Apply pressure on both sides of the jaws with your fingers. Open the jaw very slowly and do not allow the jaws to click. When it clicks start once again. Open and close the jaw in proper allignment.

Use The Fist

Put your fist under your chin, balance the weight of the fist and gently press while you try to open your jaw. The isometric energy will help in relaxing the jaw. Hold for 10 seconds then again start the exercise. You can also apply pressure on the sides of your jaw just below the hinge.

Finger In between Teeth

Put a finger in between your front teeth. Keep it for 15 seconds and then rinse your finger. Next put two fingers, one on top of the other and place it in between the teeth. Next put 3 fingers and hold the positions for 10 seconds. It will provide relief from pain.

Midline Exercise

Bite your teeth together and make sure that position of center teeth on the lower jaw is correctly aligned. Open your mouth slowly and concentrate on keeping the lower job in center position. Repeat it for 10 times.

Shake Your Chin

Hold your chin in between your thumb and pointer finger and carefully shake your chin back and forth, allowing the jaw to relax.

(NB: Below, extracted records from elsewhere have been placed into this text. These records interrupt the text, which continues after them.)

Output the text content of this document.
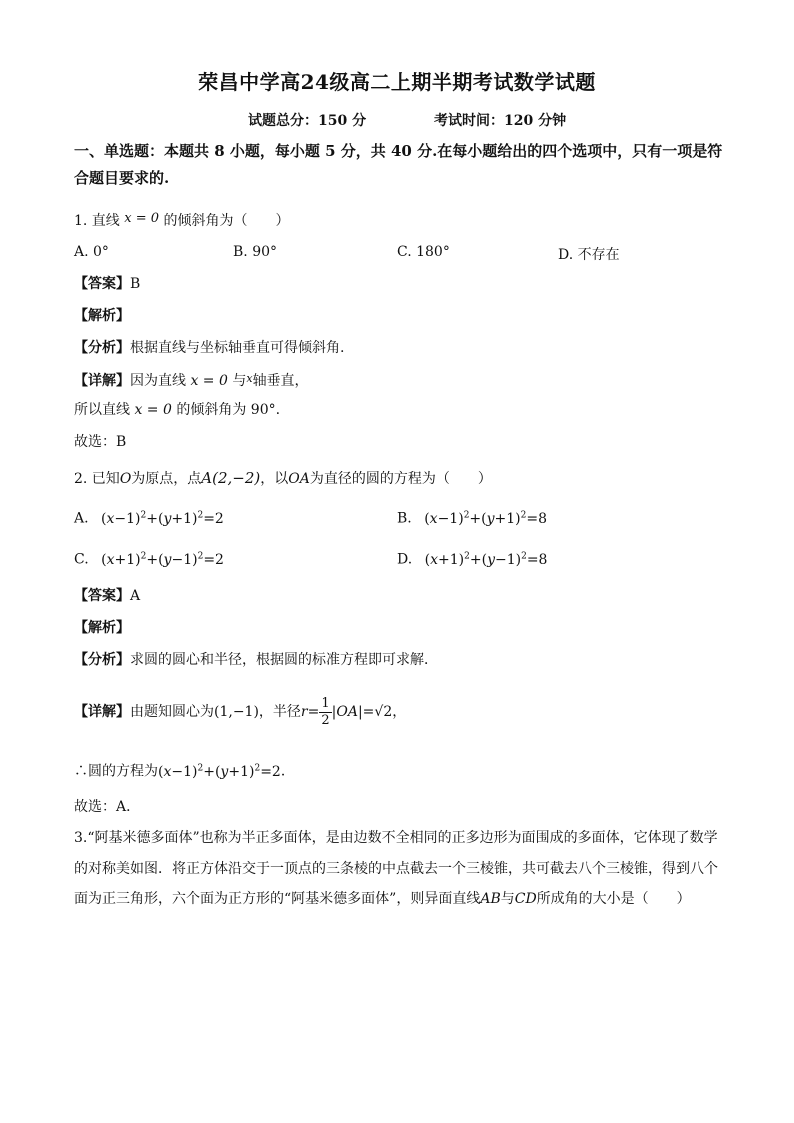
荣昌中学高24级高二上期半期考试数学试题
试题总分：150 分	考试时间：120 分钟
一、单选题：本题共 8 小题，每小题 5 分，共 40 分.在每小题给出的四个选项中，只有一项是符合题目要求的.
1. 直线 x = 0 的倾斜角为（　　）
A. 0°	B. 90°	C. 180°	D. 不存在
【答案】B
【解析】
【分析】根据直线与坐标轴垂直可得倾斜角.
【详解】因为直线 x = 0 与$^x$轴垂直，
所以直线 x = 0 的倾斜角为 90°.
故选：B
2. 已知O为原点，点A(2,−2)，以OA为直径的圆的方程为（　　）
A. $(x-1)^2+(y+1)^2=2$	B. $(x-1)^2+(y+1)^2=8$
C. $(x+1)^2+(y-1)^2=2$	D. $(x+1)^2+(y-1)^2=8$
【答案】A
【解析】
【分析】求圆的圆心和半径，根据圆的标准方程即可求解．
【详解】由题知圆心为(1,−1)，半径$r= \frac{1}{2} |OA|=√2$，
∴圆的方程为$(x-1)^2+(y+1)^2=2$．
故选：A．
3.“阿基米德多面体”也称为半正多面体，是由边数不全相同的正多边形为面围成的多面体，它体现了数学
的对称美如图．将正方体沿交于一顶点的三条棱的中点截去一个三棱锥，共可截去八个三棱锥，得到八个
面为正三角形，六个面为正方形的“阿基米德多面体”，则异面直线AB与CD所成角的大小是（　　）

Continue until you feel relaxed, loose and aligned.

If you are having  pain while doing any of the TMJ exercises then stop it immediately. Talk to your doctor if you are unable to get relief from the exercises, you may require a specific therapy or surgery. Applying warm compresses can also help to reduce the pain. Always talk to your doctor before starting any TMJ exercise, it may cause much more pain if not done properly.